11 December 2008

The Day The Earth Stood Still: Craptastic Film Of The Year

I don't even know where to begin. Last night I attended an early premier of Keanu Reeves' latest at the BFI Imax here in London.

I guess the best way to sum up this movie is to say this: Imagine if Al Gore, Obama speechwriter Jon Favreau, and those idiots who posted the anti-Christmas atheist sign in Olympia had an unholy trinity/wrote a screenplay--the result of this union, of all that environmental moralizing would be the The Day The Earth Stood Still.

Don't see it. It's worse, even, than The Day After Tomorrow--another couple of hours of my life I wish I could have back.

A little background.
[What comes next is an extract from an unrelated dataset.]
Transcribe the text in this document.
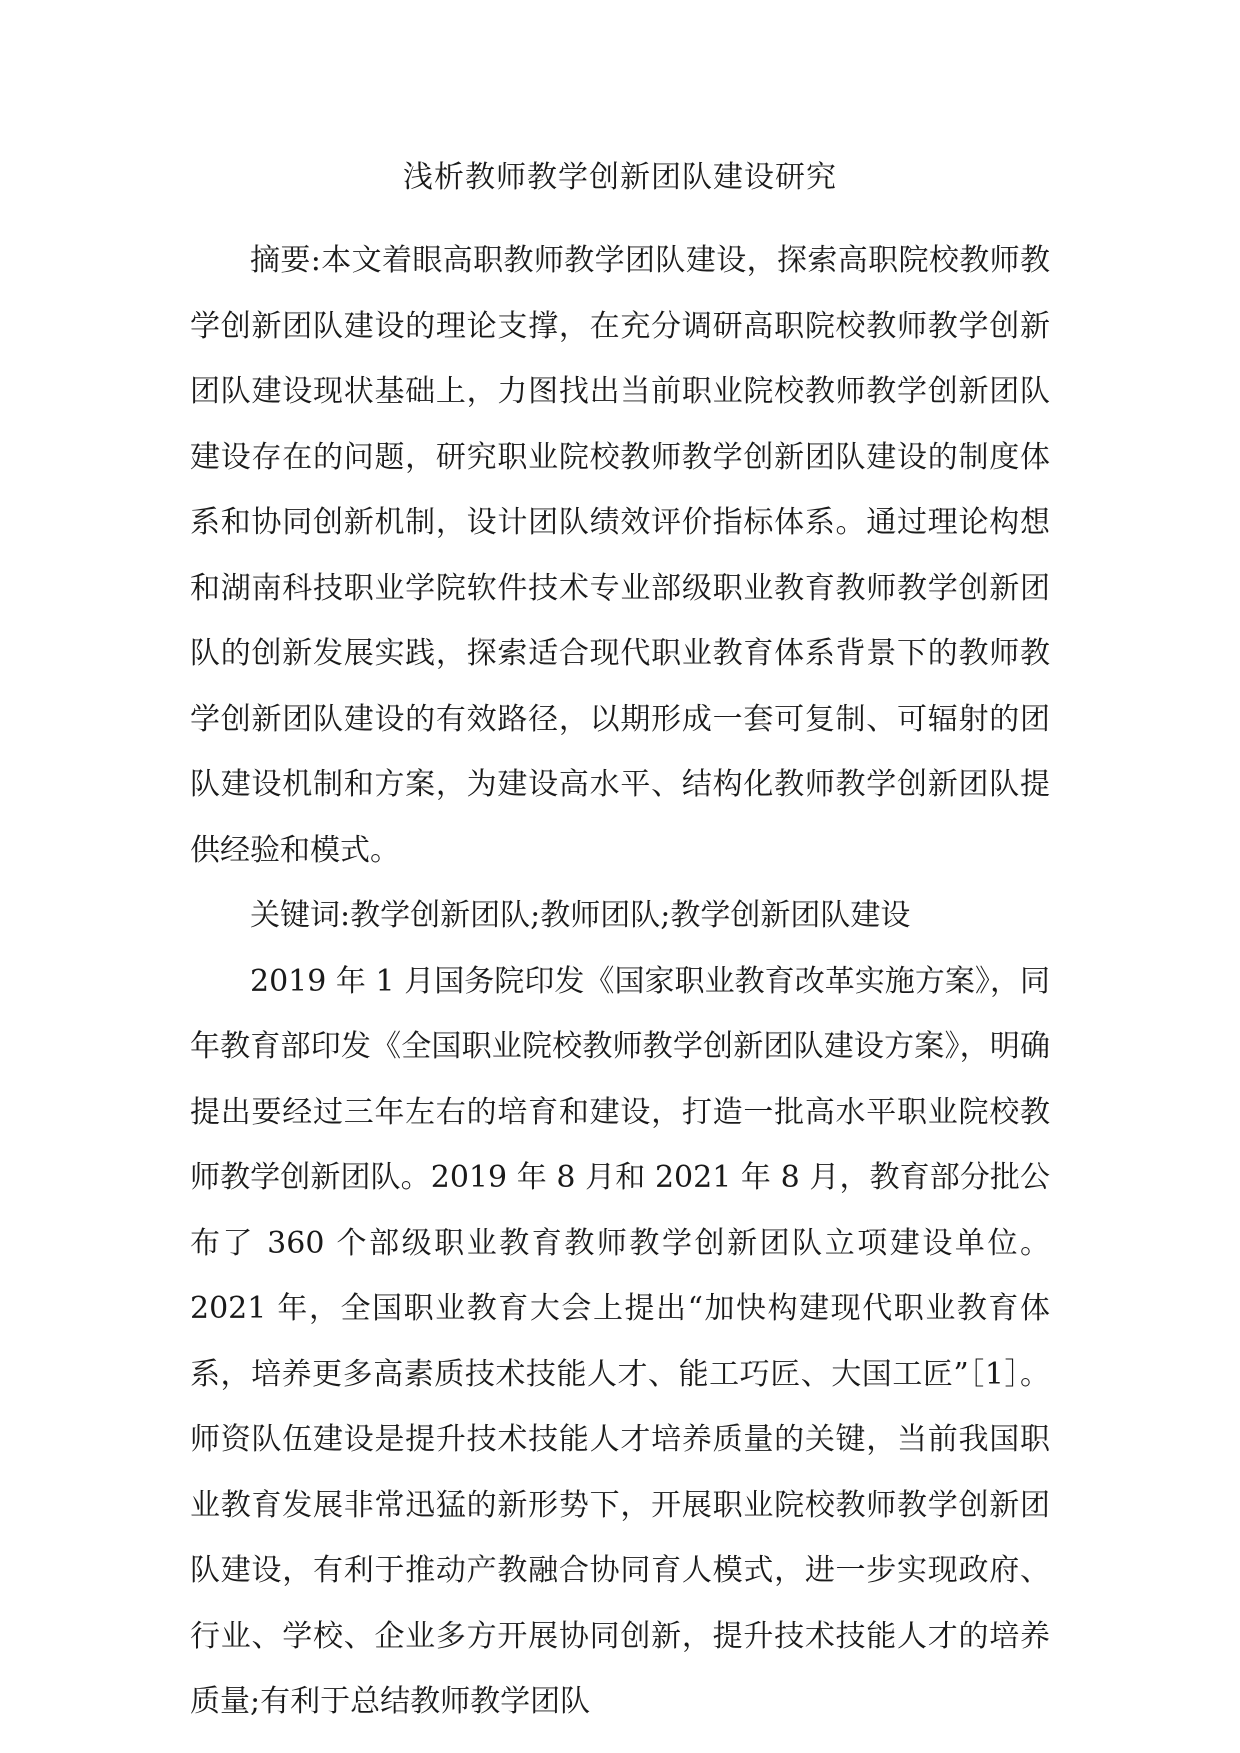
浅析教师教学创新团队建设研究

摘要:本文着眼高职教师教学团队建设，探索高职院校教师教学创新团队建设的理论支撑，在充分调研高职院校教师教学创新团队建设现状基础上，力图找出当前职业院校教师教学创新团队建设存在的问题，研究职业院校教师教学创新团队建设的制度体系和协同创新机制，设计团队绩效评价指标体系。通过理论构想和湖南科技职业学院软件技术专业部级职业教育教师教学创新团队的创新发展实践，探索适合现代职业教育体系背景下的教师教学创新团队建设的有效路径，以期形成一套可复制、可辐射的团队建设机制和方案，为建设高水平、结构化教师教学创新团队提供经验和模式。

关键词:教学创新团队;教师团队;教学创新团队建设

2019 年 1 月国务院印发《国家职业教育改革实施方案》，同年教育部印发《全国职业院校教师教学创新团队建设方案》，明确提出要经过三年左右的培育和建设，打造一批高水平职业院校教师教学创新团队。2019 年 8 月和 2021 年 8 月，教育部分批公布了 360 个部级职业教育教师教学创新团队立项建设单位。2021 年，全国职业教育大会上提出“加快构建现代职业教育体系，培养更多高素质技术技能人才、能工巧匠、大国工匠”［1］。师资队伍建设是提升技术技能人才培养质量的关键，当前我国职业教育发展非常迅猛的新形势下，开展职业院校教师教学创新团队建设，有利于推动产教融合协同育人模式，进一步实现政府、行业、学校、企业多方开展协同创新，提升技术技能人才的培养质量;有利于总结教师教学团队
Aliens have been monitoring our planet and finally decided that we don't deserve it, that we are about to deserve one of the few planets in the universe capable of sustaining life. So, we are to be terminated. Reeves is the chief executioner. He brings mini ark/globes that collect samples of every other species for preservation. Meanwhile, humanity is wiped away by an alien plague of locusts. Really.

Briefly, in bullet points:

- I didn't stick around long enough to see, but did the writers give credit to Favreau for half of their lines? Every other sentence between Jennifer Connelly Keanu Reeves' alien creature/character (yes, another one) has Connelly pleading with Reeves insisting that humanity can change, "we can change! We can do it!"

- At one point, Connelly's mentor, her "leader of the world," a professor of bioethics, no less, tells her that she has to appeal to Reeves not with reason, but with herself. One envisions the emotional, angry Obamaniac advocating for change with airy rhetoric that means nothing. Change. Hope. Whatever.

- The alien (Reeves) likes Bach--Bach, the soundtrack of the Enlightenment. Of course he does.

- The destroyer of humans and all things created by humankind? Alien locusts. No kidding. Instead of the God of the Old Testament bringing locusts to cow the Egyptions into submission, Reeves brings alien locusts to consume humans and everything they have created--including, and specifically, Giants stadium, the oil fields (which figured prominently), and half of downtown Manhattan.

- At one point, when Connelly has persuaded Reeves to give humankind another chance, he says something to the effect of, "it's going to require a serious change in your way of life." Seriously? Did they get an advance look at Obama's innaugural speech?

- Did I mention the prominence of images oil derricks? Every version imaginable plus refinerys plus car manufacturing plants--hey, hey, the warming gangs' all here.

- Connely drove a hybrid Honda Civic. I suppose I should just be glad it wasn't the totally cliche Prius. Toyota probably didn't want to pay the product placement fee.

- The President and Vice President have been hustled off to separate bunkers where they are completely out of touch with the outside world and have left the female SecDef to monitor and manage things. Hurricane Katrina, anyone? Give me a break.

- At one point, Reeves-alien was cornered by a scared police officer who wants to detain him. Reeves starts a car with his hand and sends it hurtling forward, killing the man. His reasoning, as told to Connelly, "He was an obstacle." Sure, he brought the man back to life with the alien goo in his pocket, but still, this is environmental morality. Obstacles must be removed.

- I can't remember if this was a discussion between Reeves and Connelly or Reeves and Bates, but one of the latter two asks Reeves why he's saving samples of every other creature except humans. Reeves response, 'humans are just one species.' This is how the enviro-nuts view humanity--just one species of a gazillion, all of which have equal claim on the earth, none more important than the other.

- Scanning the reviews at Rotten Tomatoes, I noted that one critic complained that at no point in the film is the phrase "global warming" uttered. Really, Katey Rich of cinemablend.com, they needed to say the words "global warming" for you to know that's what the movie was all about? The multitudinous pictures of oil, oil derricks, drills, refineries, gas guzzling cars, car factories, etc., I'msureI'mforgettingsomeoilisbadcliche, weren't enough?

- Lots of typical Hollywood diatribe about American intervention abroad, torture, violence, etc.

I'm sure there's more, but this is all that occurs to me at the moment.

Let me take this moment to say how glad I am that 650 scientists are now standing up to the whole "global warming consensus." My suspicion is that we will look back at this fad and say that it hit its peak in 2006-07 and that 2008 was the beginning of the end (for the Church of the Holy Environment, not the planet).